Sounds great, doesn't it? Alas, it seems it hasn't been doing so well, so it will soon close. I am sad about it because I have been here twice, and found it a perfect spot: a beach nearby, a chapel, a kitchen, restaurants, quiet, calm. Maybe things could turn around in the next two months? Or maybe someone reading this would like to take over the ministry and make a go of it?

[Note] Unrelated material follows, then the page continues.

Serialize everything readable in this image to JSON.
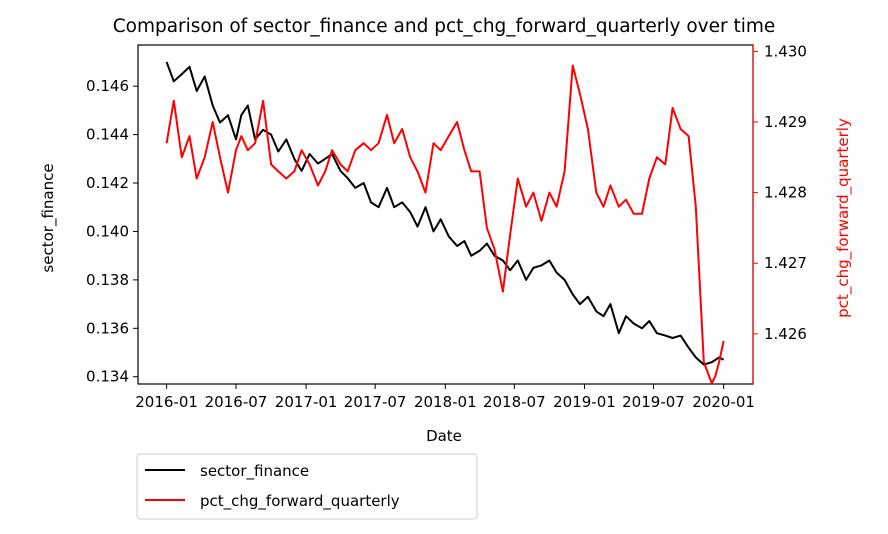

Right after I arrived, I hit the beach, and prayed the office to the sound of the waves breaking. I thought about the choice of psalms for the office to our Lady, and it hit me (and this may have been obvious to you long before me): the Church chooses passages that speak glowingly of the temple, and of Jerusalem, Zion, Israel, because of how they apply to Mary. And here's how: throughout the Old Testament, the Scriptures heap praise and veneration on the temple, on Jerusalem, and on the nation of Israel, insofar as they are the dwelling place of the Most High. So then, if the temple, or if Jerusalem, is holy and precious for that reason, how much moreso the woman who was a living tabernacle?
I offer this for my Protestant and Evangelical friends who hold back from honoring Mary, and yet will be well aware of the passages I mean. Just consider how Scripture depicts the utter holiness of the ark of the covenant, and you will understand why Catholics and Orthodox give Mary such great veneration.
I don't know if I will post much this week; I'm just so happy to have the parochial vicar be a wise and level-headed priest, and to have a staff that can handle things, so I don't have to worry about things back home. The parishes are never far from my thoughts and prayers, but it is good to get a bit of a rest.